What to Do After Reviewing Your Answers
Reviewing answers is only valuable if it changes how you study. Here is your action plan:
- Count your errors by category. How many were careless mistakes versus knowledge gaps versus strategy problems? This tells you whether to focus on accuracy, content review, or test-taking techniques.
- Identify your weakest topics. If you missed 4 algebra questions and 1 geometry question, algebra needs more attention. Do not study everything equally.
- Build a targeted study plan. Use our SAT math study guide for a week-by-week framework, or follow our 10 SAT prep tips for a broader strategy.
- Practice your weak areas. Take targeted quizzes on Larry Learns that focus specifically on the question types you missed.
- Take another practice test in 2 to 3 weeks. This measures whether your targeted study is working. If the same error patterns persist, adjust your approach.
The goal is not to memorize the answers to Practice Test 1. The goal is to understand the question patterns so well that you can answer similar questions correctly on test day.
Frequently Asked Questions About SAT Practice Test 1
Where can I find SAT Practice Test 1 as a PDF?
College Board provides official SAT practice tests through Bluebook, their digital testing platform. While PDF versions circulate online, the official digital format is more accurate for practice because it replicates the adaptive module system used on the real test.

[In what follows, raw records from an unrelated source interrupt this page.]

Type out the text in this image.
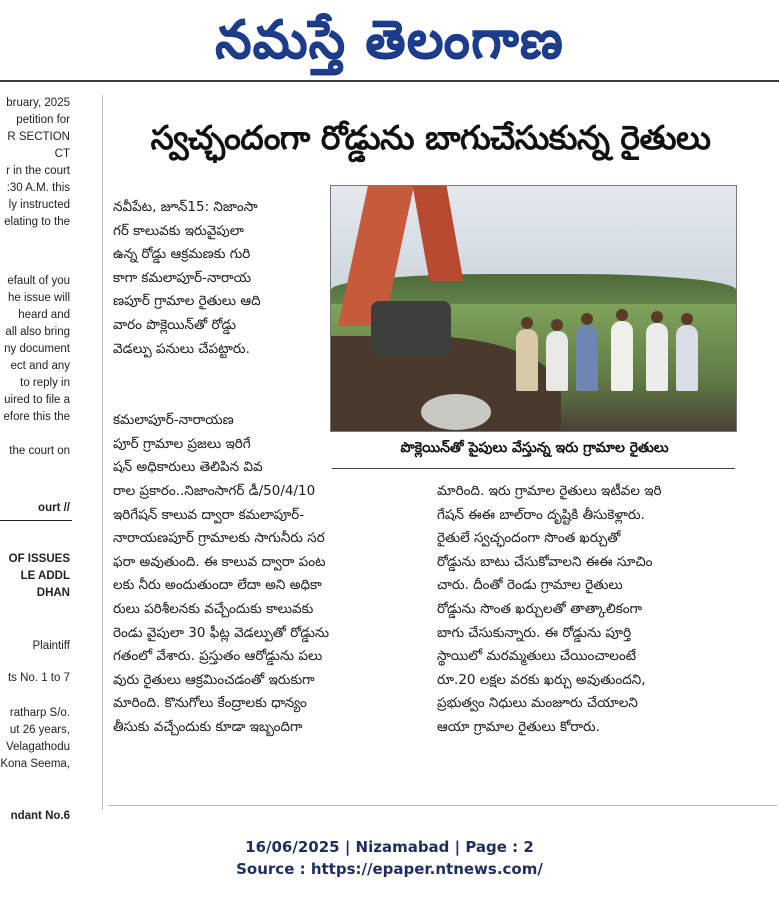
నమస్తే తెలంగాణ
bruary, 2025
petition for
R SECTION
CT
r in the court
:30 A.M. this
ly instructed
elating to the
efault of you
he issue will
heard and
all also bring
ny document
ect and any
to reply in
uired to file a
efore this the

the court on
ourt //
OF ISSUES
LE ADDL
DHAN
Plaintiff
ts No. 1 to 7
ratharp S/o.
ut 26 years,
Velagathodu
Kona Seema,
ndant No.6
స్వచ్ఛందంగా రోడ్డును బాగుచేసుకున్న రైతులు
నవీపేట, జూన్15: నిజాంసా
గర్ కాలువకు ఇరువైపులా
ఉన్న రోడ్డు ఆక్రమణకు గురి
కాగా కమలాపూర్-నారాయ
ణపూర్ గ్రామాల రైతులు ఆది
వారం పొక్లెయిన్‌తో రోడ్డు
వెడల్పు పనులు చేపట్టారు.
కమలాపూర్-నారాయణ
పూర్ గ్రామాల ప్రజలు ఇరిగే
షన్ అధికారులు తెలిపిన వివ
రాల ప్రకారం..నిజాంసాగర్ డీ/50/4/10
ఇరిగేషన్ కాలువ ద్వారా కమలాపూర్-
నారాయణపూర్ గ్రామాలకు సాగునీరు సర
ఫరా అవుతుంది. ఈ కాలువ ద్వారా పంట
లకు నీరు అందుతుందా లేదా అని అధికా
రులు పరిశీలనకు వచ్చేందుకు కాలువకు
రెండు వైపులా 30 ఫీట్ల వెడల్పుతో రోడ్డును
గతంలో వేశారు. ప్రస్తుతం ఆరోడ్డును పలు
వురు రైతులు ఆక్రమించడంతో ఇరుకుగా
మారింది. కొనుగోలు కేంద్రాలకు ధాన్యం
తీసుకు వచ్చేందుకు కూడా ఇబ్బందిగా
మారింది. ఇరు గ్రామాల రైతులు ఇటీవల ఇరి
గేషన్ ఈఈ బాల్‌రాం దృష్టికి తీసుకెళ్లారు.
రైతులే స్వచ్ఛందంగా సొంత ఖర్చుతో
రోడ్డును బాటు చేసుకోవాలని ఈఈ సూచిం
చారు. దీంతో రెండు గ్రామాల రైతులు
రోడ్డును సొంత ఖర్చులతో తాత్కాలికంగా
బాగు చేసుకున్నారు. ఈ రోడ్డును పూర్తి
స్థాయిలో మరమ్మతులు చేయించాలంటే
రూ.20 లక్షల వరకు ఖర్చు అవుతుందని,
ప్రభుత్వం నిధులు మంజూరు చేయాలని
ఆయా గ్రామాల రైతులు కోరారు.
పొక్లెయిన్‌తో పైపులు వేస్తున్న ఇరు గ్రామాల రైతులు
16/06/2025 | Nizamabad | Page : 2
Source : https://epaper.ntnews.com/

How many practice tests does College Board offer?
College Board currently offers 6 full-length digital SAT practice tests through Bluebook, plus 4 more in the Official Digital SAT Prep Guide book. That gives you up to 10 authentic practice tests to work with.
Should I take practice tests on paper or on a computer?
On a computer, ideally through Bluebook. The real SAT is a computer-based test with an adaptive format. Practicing on paper misses the adaptive experience and the built-in Desmos calculator. Paper practice is better than no practice, but digital practice is more realistic.
How long should I wait between practice tests?
Take a full practice test every 2 to 3 weeks. Between tests, focus on targeted study based on your error analysis. Taking tests too frequently does not give you enough time to improve on your weak areas, so you end up measuring the same gaps repeatedly.
Is Practice Test 1 easier or harder than the real SAT?
Official practice tests are designed to match the real SAT in difficulty and style. Practice Test 1 is considered an accurate representation of what you will see on test day. Your practice test score should be within 30 to 50 points of your actual SAT score if you take the test under realistic conditions.
What score do I need on the SAT?
It depends on your target schools. Competitive universities typically look for scores above 1400, while many state universities accept scores in the 1100 to 1300 range. Check the middle 50% score range for your target schools to set a realistic goal, then build your study plan around that target.